The plan rests on six pillars, including testing, research, data collection, disrupting the supply of xylazine, and developing evidence-based treatment and harm reduction practices. In addition, Gupta said, the federal government will “explore” adding xylazine to the list of drugs scheduled under the Controlled Substances Act, allowing law enforcement to more aggressively prosecute the importation and distribution of xylazine for non-veterinary purposes.
Overall, he added, the White House is aiming to reduce the percentage of drug poisoning deaths involving xylazine by 15% over the next two years. Xylazine was implicated in nearly 11% of all fentanyl-related deaths as of mid-2022, according to the White House, nearly triple the rate from early 2019.
The new plan marks the latest in a series of federal government actions to address the xylazine crisis. By the end of 2022, the Drug Enforcement Administration will have a public safety warning with respect to xylazine. In February, the Food and Drug Administration issued a import warning for xylazine and warned it could intercept some suspicious-looking shipments, and in April the White House designated the substance an “emerging threat”.
Local groups have been sounding the alarm for years about the threat posed by xylazine.
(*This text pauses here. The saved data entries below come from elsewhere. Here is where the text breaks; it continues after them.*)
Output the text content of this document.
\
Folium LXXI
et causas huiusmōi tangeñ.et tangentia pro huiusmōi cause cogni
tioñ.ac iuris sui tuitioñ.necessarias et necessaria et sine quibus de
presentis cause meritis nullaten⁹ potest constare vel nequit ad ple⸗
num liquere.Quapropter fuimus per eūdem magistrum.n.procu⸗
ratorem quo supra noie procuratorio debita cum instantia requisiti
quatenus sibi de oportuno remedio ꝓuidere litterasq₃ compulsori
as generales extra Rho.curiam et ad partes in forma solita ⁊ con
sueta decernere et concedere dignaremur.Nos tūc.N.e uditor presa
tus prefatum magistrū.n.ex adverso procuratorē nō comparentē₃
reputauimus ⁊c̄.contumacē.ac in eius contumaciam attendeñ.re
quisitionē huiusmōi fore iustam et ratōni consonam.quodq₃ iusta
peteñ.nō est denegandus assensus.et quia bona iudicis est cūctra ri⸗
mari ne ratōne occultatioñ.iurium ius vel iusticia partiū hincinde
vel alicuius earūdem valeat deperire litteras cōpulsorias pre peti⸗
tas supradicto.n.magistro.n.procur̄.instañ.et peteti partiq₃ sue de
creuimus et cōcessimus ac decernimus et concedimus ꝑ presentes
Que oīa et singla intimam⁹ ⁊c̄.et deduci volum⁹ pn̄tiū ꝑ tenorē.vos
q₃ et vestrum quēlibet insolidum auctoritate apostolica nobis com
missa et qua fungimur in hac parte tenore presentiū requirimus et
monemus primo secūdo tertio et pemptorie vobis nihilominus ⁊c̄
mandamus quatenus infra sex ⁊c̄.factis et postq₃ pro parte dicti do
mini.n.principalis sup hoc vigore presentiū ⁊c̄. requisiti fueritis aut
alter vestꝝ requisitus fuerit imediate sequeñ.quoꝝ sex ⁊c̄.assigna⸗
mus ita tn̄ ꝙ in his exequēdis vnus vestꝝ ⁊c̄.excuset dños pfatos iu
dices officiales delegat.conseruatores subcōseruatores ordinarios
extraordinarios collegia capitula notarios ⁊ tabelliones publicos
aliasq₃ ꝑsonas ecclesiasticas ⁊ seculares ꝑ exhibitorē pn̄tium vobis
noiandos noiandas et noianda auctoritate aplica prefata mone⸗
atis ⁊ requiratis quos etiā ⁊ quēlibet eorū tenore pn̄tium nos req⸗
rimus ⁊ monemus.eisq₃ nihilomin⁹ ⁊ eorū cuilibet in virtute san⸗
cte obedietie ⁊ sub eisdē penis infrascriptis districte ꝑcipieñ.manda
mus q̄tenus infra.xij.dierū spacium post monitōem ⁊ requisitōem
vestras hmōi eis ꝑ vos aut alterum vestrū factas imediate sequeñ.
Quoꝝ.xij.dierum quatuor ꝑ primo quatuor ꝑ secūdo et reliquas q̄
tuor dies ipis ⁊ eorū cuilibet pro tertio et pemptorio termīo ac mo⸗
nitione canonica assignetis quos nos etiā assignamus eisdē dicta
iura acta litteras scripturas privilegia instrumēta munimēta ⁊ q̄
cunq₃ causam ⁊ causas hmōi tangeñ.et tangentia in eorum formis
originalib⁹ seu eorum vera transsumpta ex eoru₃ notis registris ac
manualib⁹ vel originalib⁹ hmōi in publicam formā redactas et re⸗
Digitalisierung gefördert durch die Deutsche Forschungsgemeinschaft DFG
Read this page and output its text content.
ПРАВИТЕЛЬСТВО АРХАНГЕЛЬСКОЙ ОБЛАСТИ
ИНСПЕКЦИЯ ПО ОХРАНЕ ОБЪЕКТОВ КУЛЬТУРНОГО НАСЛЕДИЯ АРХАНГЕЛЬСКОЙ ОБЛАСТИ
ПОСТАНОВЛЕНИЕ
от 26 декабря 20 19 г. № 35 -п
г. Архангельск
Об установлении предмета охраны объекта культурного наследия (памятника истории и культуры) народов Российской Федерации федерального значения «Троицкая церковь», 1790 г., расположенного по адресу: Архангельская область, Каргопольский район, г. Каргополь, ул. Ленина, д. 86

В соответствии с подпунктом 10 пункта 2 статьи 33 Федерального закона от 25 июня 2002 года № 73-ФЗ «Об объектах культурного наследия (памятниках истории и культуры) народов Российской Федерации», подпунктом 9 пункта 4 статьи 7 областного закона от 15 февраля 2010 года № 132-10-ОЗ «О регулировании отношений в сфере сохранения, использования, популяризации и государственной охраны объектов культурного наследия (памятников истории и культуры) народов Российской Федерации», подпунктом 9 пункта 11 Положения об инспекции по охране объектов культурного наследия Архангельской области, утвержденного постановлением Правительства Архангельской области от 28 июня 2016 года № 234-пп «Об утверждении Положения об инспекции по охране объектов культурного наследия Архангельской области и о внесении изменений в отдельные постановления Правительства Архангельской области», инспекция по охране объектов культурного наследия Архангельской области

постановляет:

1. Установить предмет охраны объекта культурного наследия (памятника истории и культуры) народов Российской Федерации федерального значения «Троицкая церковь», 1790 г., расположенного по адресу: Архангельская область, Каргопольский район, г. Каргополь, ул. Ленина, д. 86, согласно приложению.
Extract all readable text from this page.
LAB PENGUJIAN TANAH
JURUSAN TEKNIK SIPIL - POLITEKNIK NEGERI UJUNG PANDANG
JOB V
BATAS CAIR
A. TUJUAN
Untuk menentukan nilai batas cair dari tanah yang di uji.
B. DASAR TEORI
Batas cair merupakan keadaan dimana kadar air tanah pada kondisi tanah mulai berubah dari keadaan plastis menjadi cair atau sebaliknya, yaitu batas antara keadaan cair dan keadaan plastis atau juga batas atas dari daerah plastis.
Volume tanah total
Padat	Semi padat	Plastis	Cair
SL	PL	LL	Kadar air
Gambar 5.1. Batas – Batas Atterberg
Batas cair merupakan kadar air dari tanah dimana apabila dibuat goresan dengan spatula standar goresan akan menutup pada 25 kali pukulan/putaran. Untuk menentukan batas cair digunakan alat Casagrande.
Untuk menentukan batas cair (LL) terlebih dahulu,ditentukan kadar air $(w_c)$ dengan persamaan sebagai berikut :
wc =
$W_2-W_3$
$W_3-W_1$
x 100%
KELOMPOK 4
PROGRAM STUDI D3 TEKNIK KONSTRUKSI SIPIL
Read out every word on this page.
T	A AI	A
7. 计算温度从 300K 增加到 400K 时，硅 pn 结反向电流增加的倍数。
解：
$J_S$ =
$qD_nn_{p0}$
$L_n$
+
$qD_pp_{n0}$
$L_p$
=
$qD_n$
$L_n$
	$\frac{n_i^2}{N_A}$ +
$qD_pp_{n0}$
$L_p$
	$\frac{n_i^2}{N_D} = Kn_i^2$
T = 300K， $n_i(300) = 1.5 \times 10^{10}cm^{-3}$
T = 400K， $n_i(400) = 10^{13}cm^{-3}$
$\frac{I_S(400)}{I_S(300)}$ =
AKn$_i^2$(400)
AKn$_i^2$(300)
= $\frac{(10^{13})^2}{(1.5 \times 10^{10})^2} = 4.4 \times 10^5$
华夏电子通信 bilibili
In Philadelphia and New York, harm reduction organizations have included xylazine in their training and outreach materials. In particular, they have emphasized the importance of ensuring a continuous oxygen supply to the brain, warning that reversing a xylazine overdose can require much more time and effort than administering naloxone alone.
The response has become particularly challenging for overdoses involving a combination of xylazine and the potent synthetic opioid fentanyl. Increasingly, people who overdose do not respond to even large doses of naloxone – not because of the potency of fentanyl, but because naloxone has no effect on xylazine.
There are currently no treatments in development that can reverse the impact of xylazine. Instead, in recent years, much of the pharmaceutical industry’s efforts have focused on developing increasingly higher-dose and mechanically more complex naloxone products. However, experts have questioned the medical usefulness of those products, instead proposing them as a way to command much higher prices for a drug that has been around for nearly 50 years.
While xylazine is now very common in some cities, it remains rare in others — meaning that even people who knowingly use fentanyl may not know that their meds also contain xylazine. And while fentanyl test strips are now common, until recently there was no tool available to quickly and reliably test for the presence of xylazine.
However, in March, Canadian distributor BTNX began offering xylazine test strips for sale to harm reduction groups for $200 per box of 100, or $2 per strip. However, given the limited supply and the high price, the test strips remain difficult to obtain.
“We are also working hard to make xylazine test strips available to people who need them, just like fentanyl test strips,” Gupta told reporters Monday.